After a couple of tries I realized that it is most likely not easy to get HLSL in Nsight. I succeeded at getting some sort of HLSL code in Nsight but there are all referencing to a big shader that contains all the includes. Their name are mostly Main and their referenced line doesn’t fits (they fits if you go on the drive and find the corresponding usf shader.
But the major problem is that debugging is not available. I have a doupt that Nsight is not aware that ue4 is using a worker. The only help founded on the net are coming from an unreal dev guy:
[i]"I haven’t tried source in Nsight for a while, but some things you can try:
- Remove the call to D3DStripShader in D3D11ShaderCompiler.cpp. You have to recompile ShaderCompileWorker Win64 Development to propagate the change. And then add a space or something to common.usf to force shaders to recompile (if you are working on a global shader just edit it a bit).

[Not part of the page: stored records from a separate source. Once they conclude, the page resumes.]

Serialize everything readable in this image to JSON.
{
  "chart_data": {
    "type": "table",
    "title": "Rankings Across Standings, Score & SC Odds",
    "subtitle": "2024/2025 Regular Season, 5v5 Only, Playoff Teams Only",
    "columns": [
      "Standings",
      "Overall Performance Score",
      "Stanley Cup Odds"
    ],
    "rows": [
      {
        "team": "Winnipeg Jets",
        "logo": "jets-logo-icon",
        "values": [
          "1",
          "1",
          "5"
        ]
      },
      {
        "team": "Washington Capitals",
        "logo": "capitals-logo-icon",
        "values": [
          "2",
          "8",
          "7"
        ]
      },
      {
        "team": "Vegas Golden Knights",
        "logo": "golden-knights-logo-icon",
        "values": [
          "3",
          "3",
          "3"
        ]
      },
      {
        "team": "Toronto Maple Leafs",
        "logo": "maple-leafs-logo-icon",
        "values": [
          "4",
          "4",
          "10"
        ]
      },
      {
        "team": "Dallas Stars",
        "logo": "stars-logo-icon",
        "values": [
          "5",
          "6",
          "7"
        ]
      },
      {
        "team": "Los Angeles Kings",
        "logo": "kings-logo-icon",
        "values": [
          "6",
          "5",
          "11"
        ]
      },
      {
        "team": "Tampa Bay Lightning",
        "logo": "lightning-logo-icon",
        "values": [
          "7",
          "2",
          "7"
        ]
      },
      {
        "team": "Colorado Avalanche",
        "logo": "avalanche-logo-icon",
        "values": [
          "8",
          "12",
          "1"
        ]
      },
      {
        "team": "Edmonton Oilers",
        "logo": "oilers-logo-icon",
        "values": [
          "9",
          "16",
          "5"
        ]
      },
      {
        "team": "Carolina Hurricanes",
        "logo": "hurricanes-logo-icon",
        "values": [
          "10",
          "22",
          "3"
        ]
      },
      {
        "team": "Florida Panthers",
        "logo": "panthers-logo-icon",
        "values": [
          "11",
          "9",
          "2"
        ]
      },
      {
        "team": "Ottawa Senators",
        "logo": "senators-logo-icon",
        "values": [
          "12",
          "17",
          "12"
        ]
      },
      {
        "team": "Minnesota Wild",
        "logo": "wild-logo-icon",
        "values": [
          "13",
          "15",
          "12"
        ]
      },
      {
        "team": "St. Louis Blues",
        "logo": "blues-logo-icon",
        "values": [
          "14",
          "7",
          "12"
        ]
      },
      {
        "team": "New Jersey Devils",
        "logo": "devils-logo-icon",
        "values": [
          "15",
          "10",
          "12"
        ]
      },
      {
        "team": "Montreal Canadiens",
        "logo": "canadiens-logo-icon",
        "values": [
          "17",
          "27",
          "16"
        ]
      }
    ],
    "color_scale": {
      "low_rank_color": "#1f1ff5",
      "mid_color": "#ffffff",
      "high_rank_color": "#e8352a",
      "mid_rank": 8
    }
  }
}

- In UE4 we compile the shaders in a different app (ShaderCompileWorker) which allows making use of all your cores. However tools like NSight don’t know about this other app and they only hook the compile calls in the main executable. If you open BaseEngine.ini and set bAllowCompilingThroughWorkers=False, any future shaders will be compiled from the main executable. Of course, this will make compiling super slow."[/i]
Since Unreal is one of the most used game engine in the wrold, I think some guile line should be provided by Nsight developper (epic might not put lots of effort since renderdoc is working actually).